Stealth Inc: A Clone in the Dark Review
Posted by Greg Giddens
Out of sight
Fresh from a successful period on the PC – with a name too crude to be published here – Curve Studios has transposed its undercover espionage excursion to the PlayStation 3 and Vita. However, while its title may be slightly less colourful, Stealth Inc: A Clone in the Dark retains the assets that made its computer counterpart great: tense stealth action at a much prompter pace.
The game's unique take on covert operations makes for a refreshing experience that's perfectly geared towards slender play sessions. Stages are short and can be completed in a span of 30 seconds to a minute, a trait which leapfrogs the laborious nature of traditional stealth games. However, the release is not a simple strut in the shadows, as traps, surveillance equipment, and more will be keeping a furtive eye on your underhand activities. Fortunately, the title maintains its pick-up-and-go sensibilities, with frequent checkpoints instantaneously deploying replacement clones should you get caught. It's essentially Super Meat Boy meets Splinter Cell – and that's awesome.
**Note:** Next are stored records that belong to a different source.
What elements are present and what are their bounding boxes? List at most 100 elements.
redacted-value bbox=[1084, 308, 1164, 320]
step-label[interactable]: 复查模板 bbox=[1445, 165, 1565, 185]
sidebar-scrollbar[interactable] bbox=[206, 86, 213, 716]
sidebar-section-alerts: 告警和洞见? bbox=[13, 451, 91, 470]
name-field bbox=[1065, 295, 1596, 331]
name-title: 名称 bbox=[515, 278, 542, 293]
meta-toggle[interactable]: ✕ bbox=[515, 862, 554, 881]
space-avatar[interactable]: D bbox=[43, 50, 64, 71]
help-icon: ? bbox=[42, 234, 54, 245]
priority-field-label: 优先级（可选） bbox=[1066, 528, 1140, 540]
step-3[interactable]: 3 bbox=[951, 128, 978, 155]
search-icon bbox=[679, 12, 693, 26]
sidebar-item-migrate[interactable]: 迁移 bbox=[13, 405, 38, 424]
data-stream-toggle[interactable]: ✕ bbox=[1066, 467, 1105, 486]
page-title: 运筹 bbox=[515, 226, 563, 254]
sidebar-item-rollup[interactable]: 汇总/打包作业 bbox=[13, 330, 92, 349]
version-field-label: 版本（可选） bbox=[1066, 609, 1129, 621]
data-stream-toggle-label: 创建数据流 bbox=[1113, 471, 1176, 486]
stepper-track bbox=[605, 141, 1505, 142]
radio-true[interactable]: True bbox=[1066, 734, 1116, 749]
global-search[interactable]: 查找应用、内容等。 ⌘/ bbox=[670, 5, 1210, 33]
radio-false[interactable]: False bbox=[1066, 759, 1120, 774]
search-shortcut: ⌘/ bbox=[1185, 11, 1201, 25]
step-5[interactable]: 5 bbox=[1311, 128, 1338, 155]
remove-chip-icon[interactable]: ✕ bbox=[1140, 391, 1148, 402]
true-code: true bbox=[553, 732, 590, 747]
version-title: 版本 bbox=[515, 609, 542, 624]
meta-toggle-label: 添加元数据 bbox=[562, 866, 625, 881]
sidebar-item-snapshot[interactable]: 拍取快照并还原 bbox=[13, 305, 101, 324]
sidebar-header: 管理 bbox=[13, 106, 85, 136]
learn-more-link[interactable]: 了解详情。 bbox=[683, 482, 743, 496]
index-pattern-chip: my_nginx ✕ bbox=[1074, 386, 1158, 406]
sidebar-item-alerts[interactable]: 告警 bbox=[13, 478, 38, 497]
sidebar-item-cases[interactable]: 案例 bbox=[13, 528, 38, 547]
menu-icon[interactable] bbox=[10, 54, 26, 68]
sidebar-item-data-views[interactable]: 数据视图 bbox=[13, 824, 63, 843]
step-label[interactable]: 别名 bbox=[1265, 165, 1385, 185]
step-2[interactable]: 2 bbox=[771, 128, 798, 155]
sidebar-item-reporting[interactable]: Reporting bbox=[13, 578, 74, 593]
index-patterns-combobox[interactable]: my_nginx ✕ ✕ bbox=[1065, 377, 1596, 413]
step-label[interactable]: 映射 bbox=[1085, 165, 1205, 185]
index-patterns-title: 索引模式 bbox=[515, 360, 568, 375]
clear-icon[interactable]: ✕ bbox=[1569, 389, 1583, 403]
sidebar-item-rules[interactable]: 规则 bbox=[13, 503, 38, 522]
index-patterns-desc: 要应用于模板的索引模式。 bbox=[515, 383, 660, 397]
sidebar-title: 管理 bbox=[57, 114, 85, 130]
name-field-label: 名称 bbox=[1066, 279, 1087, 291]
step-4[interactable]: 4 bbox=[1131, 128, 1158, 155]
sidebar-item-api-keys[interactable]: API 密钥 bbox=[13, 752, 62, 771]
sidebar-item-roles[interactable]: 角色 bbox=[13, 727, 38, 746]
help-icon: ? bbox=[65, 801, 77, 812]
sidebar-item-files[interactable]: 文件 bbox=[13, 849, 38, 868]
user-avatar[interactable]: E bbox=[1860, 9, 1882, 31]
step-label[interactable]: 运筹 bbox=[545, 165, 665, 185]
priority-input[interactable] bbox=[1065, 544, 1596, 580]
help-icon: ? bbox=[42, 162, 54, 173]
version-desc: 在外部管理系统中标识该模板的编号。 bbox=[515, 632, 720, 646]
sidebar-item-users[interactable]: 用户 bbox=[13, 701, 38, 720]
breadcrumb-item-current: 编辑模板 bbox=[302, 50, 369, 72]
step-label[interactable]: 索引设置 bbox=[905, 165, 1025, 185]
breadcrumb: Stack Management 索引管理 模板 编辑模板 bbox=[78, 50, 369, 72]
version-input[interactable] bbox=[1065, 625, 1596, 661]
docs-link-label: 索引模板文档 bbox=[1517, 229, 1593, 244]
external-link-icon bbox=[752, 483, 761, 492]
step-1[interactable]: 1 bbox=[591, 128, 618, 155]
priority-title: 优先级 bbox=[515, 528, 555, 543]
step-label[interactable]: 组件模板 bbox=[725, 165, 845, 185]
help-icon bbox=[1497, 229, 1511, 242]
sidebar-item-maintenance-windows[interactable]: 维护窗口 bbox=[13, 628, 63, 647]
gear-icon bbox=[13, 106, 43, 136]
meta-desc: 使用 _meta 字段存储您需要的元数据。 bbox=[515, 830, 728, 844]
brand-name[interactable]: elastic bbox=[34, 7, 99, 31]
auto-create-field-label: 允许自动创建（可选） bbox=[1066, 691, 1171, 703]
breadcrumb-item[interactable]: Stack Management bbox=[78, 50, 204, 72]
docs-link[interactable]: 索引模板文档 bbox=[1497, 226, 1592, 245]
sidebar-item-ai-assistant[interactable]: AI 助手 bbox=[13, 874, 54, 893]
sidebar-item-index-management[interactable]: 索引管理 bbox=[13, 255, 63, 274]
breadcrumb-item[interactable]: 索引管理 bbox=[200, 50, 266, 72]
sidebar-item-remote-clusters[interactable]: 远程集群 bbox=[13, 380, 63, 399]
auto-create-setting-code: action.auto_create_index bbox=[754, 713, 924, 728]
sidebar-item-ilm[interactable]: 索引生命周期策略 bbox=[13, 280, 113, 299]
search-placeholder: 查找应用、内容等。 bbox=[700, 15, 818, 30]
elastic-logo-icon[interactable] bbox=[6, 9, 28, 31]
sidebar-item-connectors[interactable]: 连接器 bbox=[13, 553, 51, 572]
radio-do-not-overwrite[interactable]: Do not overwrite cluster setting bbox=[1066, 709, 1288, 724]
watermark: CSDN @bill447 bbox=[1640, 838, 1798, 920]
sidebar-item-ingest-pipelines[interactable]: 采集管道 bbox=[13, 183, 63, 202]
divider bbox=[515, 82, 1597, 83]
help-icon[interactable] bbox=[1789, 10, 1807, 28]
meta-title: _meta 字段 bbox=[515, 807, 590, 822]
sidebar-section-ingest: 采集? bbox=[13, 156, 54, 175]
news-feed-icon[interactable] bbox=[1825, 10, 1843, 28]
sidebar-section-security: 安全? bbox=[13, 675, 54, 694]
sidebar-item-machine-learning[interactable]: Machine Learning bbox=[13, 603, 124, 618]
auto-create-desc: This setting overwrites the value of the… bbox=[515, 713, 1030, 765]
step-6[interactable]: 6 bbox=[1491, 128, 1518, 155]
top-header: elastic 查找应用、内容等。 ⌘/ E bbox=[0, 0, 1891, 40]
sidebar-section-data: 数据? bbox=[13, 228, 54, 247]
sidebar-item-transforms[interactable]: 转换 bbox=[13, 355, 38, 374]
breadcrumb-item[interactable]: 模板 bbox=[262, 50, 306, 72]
Donning a set of spy goggles and a stealth suit, you're tasked with opening and passing through exits in a series of science facility test rooms, trying your best to complete each trial in the swiftest time possible and with the fewest deaths. Computer terminals need to be hacked in order to open the aforementioned escapes, while switches can be interacted with to alter the environments. Puzzles involve toggling lights, activating mobile platforms, and more. The conundrums are accompanied by some precision platforming elements, as you leap across gaps, traverse ledges, and dodge deadly robotic menaces such as security cameras, sentry turrets, laser beams, and more.
The stages are snappy and neatly designed, challenging your speedy stealth skills and actively encouraging experimentation as you overcome traps. Dying is a common occurrence, as you figure out the flow of the level. However, much like in Hotline Miami, the instant respawn system and generous checkpoints make death trivial, and prompt you to keep playing. You're expected to fail and make mistakes, and the game actively acknowledges that. Messages can be spotted on walls, ranging from patronising encouragement to taunts. It's wonderfully self-aware.
Levels grow in complexity as you progress, incorporating teleporters and more. It's these stages that demand the most from you, but feel exceptionally rewarding as a result. At the end of each block of objectives is a boss, testing everything that you've encountered previously in a devious mass of security circuitry. Prompting your humanoid to make a mockery out of these adversaries, your hands a blur as you operate on instinct, is quite a thrill. And this is furthered by the online leaderboards, which offer an excellent incentive to replay levels and cut down your times.
Scoreboards aren't your only option for sticking with the game, though, as there are collectible helixes, bonus levels, and additional spy suits to unlock. These extra costumes augment you with additional gadgetry to shave seconds off your best times, so it's worth experimenting with them all. One outfit, for example, equips you with temporary invisibility, allowing you to step out of the shadows without fear of instant death. There's even a level editor, comprising an intuitive set of tools that allow you to easily create your own devilish challenges. However, it's a shame that there's no way to currently share and download new stages composed by the community.
Regardless, you can power through the campaign and construct your own trials on the move, as the title is playable on both the PS3 and Vita. The release supports full cross-buy, and even a cloud save option for swiftly switching between the platforms. However, the game looks best on Sony's handheld, with the small screen enhancing the title's sharp sprites. Irrespective of platform, though, it can be a dull affair, partly due to the covert theme. There are some nice touches – your clone's goggles change colour to denote whether you're visible, for example – but on the whole, it's a little drab. Given the dystopian science facility setting, there was an opportunity to rival Portal here, but that potential largely goes unfulfilled from a graphical perspective.
Stealth Inc: A Clone in the Dark sneaks past the usual tactical espionage action tropes, serving up a fast-paced adventure that's enjoyable in short bursts. While the release could have used a little more visual impact, the leaderboard loop is moreish, and there's plenty to do. Keep your viewfinder focused on this one, and don't let it slip you by.